A Garganta da Serpente
Veneno Crônico crônicas
  • aumentar a fonte
  • diminuir a fonte
  • versão para impressão
  • recomende esta página

À Mãe Ausente

(Géber Romano Accioly)

O ano - dois mil e três.
O mês - novembro.
O dia - Segunda-feira.
A data - onze.
A hora - duas e quarenta e seis: É muito tarde!

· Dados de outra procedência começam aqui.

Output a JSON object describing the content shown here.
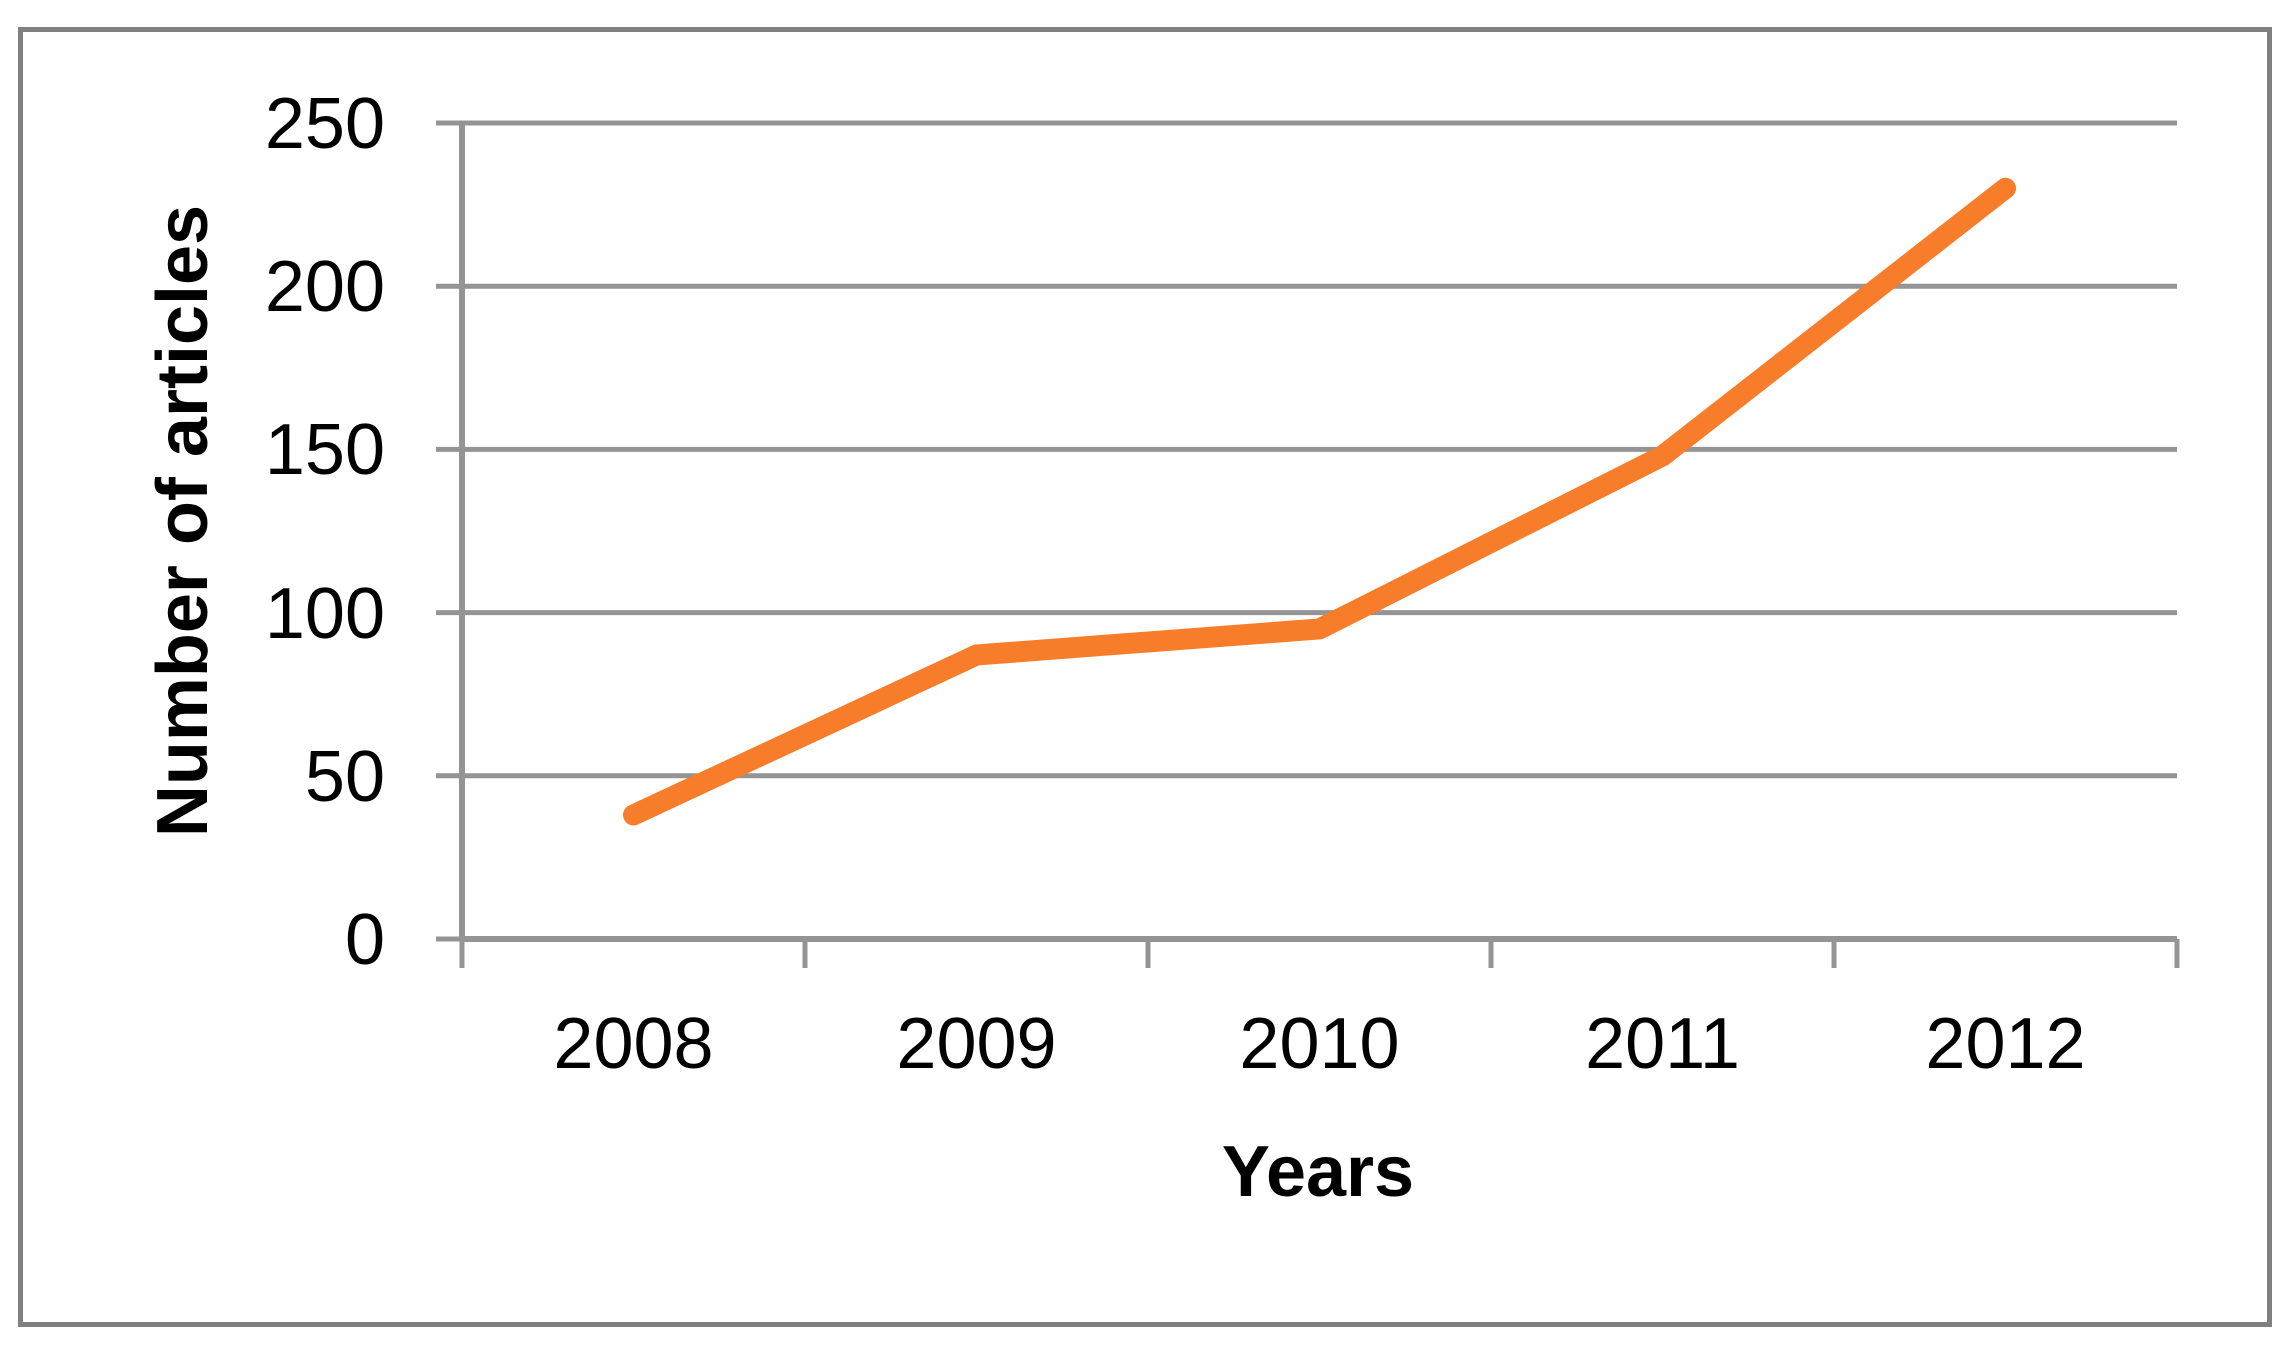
{
  "chart_data": {
    "type": "line",
    "title": "",
    "categories": [
      "2008",
      "2009",
      "2010",
      "2011",
      "2012"
    ],
    "series": [
      {
        "name": "Number of articles",
        "values": [
          38,
          87,
          95,
          148,
          230
        ]
      }
    ],
    "xlabel": "Years",
    "ylabel": "Number of articles",
    "ylim": [
      0,
      250
    ],
    "yticks": [
      0,
      50,
      100,
      150,
      200,
      250
    ],
    "grid": true,
    "legend": false,
    "colors": {
      "series": "#F87D2B",
      "gridline": "#949494",
      "axis": "#949494",
      "border": "#7F7F7F",
      "text": "#000000",
      "background": "#FFFFFF"
    }
  }
}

É muito tarde, Mamãe, é muito tarde!

Lembro-me, (aos cinco anos), de quando nós partimos, de minha terra natal, para outras plagas, e, minha maninha inconsolável implorava: - Não vá "simbora" não, Maninho, fica comigo!
(Não lembro mais se ela chorava ou apenas, "comportadamente", sufocava o desespero - , somente sei que ela era linda, com seus quatro aninhos. Nunca mais nos vimos).
É muito tarde!

Por que, Mamãe, a vida superou o amor maternal e você deixou que nós nos separássemos?
Meu irmão mais velho para um lado. O junto de mim pra outro. O caçula pra acolá. A de colo nem conheci direito. (Só muito mais tarde, adultos, nos encontramos rápida e friamente, como estranhos).
É muito tarde!

Por uma longa infância capenga, minhas outras mães substitutas, nunca se esforçaram (ou se esforçaram) para preencher a lacuna que você deixou, e, com o passar do tempo, essa lacuna se transformou em abismo.
Você não viu cair o meu primeiro dente-de-leite.
Não cuidou de mim no meu sarampo, na minha caxumba, na minha catapora.
Nunca estava por perto para curar meus "dodóis". (Uns o tempo curou; outros foram aumentando, aumentando, aumentando...).
Nunca estava por perto para me socorrer na hora que eu levava desnecessárias e violentas surras. (costumeiramente injustas e por malfeitos de outro).
É muito tarde!

Você não conheceu minha primeira namoradinha e nem meu primeiro amiguinho e nem minha primeira professorinha; não me aplaudiu na minha primeira formaturinha em ABC.
Sua primeira substituta é que me dava banho, lavava minhas orelhas, penteava meu cabelo lourinho, lourinho, colocava lavanda em mim, remendava minha roupa e quando eu ia jantar era a quem eu pedia: - C, me dê pão. C, me dê leite (Me deleite).
É muito tarde!

Você nunca estava por perto quando eu chorava de saudade de você e dos maninhos ausentes.
Nunca estava por perto quando eu chorava, bem baixinho, de medo, ao acordar altas horas da madrugada, sozinho na cama depois de, sempre em sonhos, ter brincado com o mano mais velho, e ouvir a maninha suplicante: - Não vá "simbora" não, Maninho, fica comigo!
Nunca estava por perto quando eu chorava de tristeza, porque meu primo quebrava meus boizinhos-de-barro.
É muito tarde!

Por que, Mamãe, você partiu (tão moça e tão linda) e nos deixou? Eu, e os maninhos que por aqui ficamos, quase morremos de tanto chorar, por quê?
Lembra de quando nos encontramos, depois de uma eternidade de separação, por uns breves instantes, da frieza com que nos cumprimentamos e nos abraçamos? Até hoje não me perdôo por não ter trazido você comigo, mas...
Ainda não era muito tarde!

Por que, Mamãe, eu nunca pude chorar a sua saudade e ter de ouvir calado quando diziam (e dizem): - Que mãe desnaturada!
Por que, Mamãe, eu não pude ver você ir ficando com os cabelinhos branquinhos?
Por que eu não pude chorar, junto a você, quando partiu pela última vez. (Como dói!)
É muito tarde! Agora é muito tarde, mesmo! Tarde demais!